Espero que gostem :3

Capítulo 3 - Doença


 

Depois daquilo me despedi dos garotos e fui para casa. Já era um pouco tarde. As ruas eram calmas, com pouco movimento sem tanta poluição sonora. Quanto mais eu andava, mais sentia o cheiro de jasmim alcançar minhas narinas. Era bom, mas doloroso. Muito doloroso. Taehyung havia me dado um perfume com a mesma fragrância.

- Que droga… - Murmurei enquanto segurava o choro.

Nesse momento eu desejava muito estar em qualquer lugar que me faça esquecer de tudo e todos, principalmente dele.

Abri a porta de casa, engolindo tudo. Meu choro, meus sentimentos, minha dor. E botei meu melhor sorriso no rosto. Nunca fui a melhor em fingir, mas se meus pais soubessem seria pior. Fechei a porta atrás de mim e ouvi uma voz feminina reconhecível dizer:

- Jennie? É você? Quanto tempo! Vem cá dar um abraço na sua vó.

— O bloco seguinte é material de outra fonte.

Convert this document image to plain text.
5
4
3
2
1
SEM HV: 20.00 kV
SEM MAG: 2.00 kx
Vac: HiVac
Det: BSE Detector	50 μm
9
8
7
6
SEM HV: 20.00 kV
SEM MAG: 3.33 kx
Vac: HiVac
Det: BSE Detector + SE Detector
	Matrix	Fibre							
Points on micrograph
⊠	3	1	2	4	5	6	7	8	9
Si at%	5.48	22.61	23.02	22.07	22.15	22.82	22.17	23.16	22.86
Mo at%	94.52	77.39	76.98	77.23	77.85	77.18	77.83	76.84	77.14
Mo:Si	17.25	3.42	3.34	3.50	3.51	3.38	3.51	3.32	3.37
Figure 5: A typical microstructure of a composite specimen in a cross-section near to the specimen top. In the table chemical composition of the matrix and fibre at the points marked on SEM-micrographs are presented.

Fui até a mesma e a abracei apertado. Fazia tanto tempo. Minha vó sempre foi mais compreensível e mais próxima a mim. Antes ela morava perto de nós, mas quando se aposentou com meu avô veio morar aqui. Ela dizia que a cidade grande nunca foi para ela.

- Você está tão bonita… Como sua omma.

- Obrigada vó. - sorri. - Quer alguma coisa? Posso fazer para você!

- Não, deixa disso. Não é porque estou doente que sou impossibilitada.

- Vó… Desculpa pela pergunta, mas… O que você tem?

- Sua omma não te contou?

- Não…

- Eu e seu avô temos Câncer, querida.

Senti meu coração ser despedaçado na mesma hora. Me engasguei com a própria saliva e recuei para trás.

- Você está bem, querida? - ela me olhava com os mesmos olhos doces de sempre.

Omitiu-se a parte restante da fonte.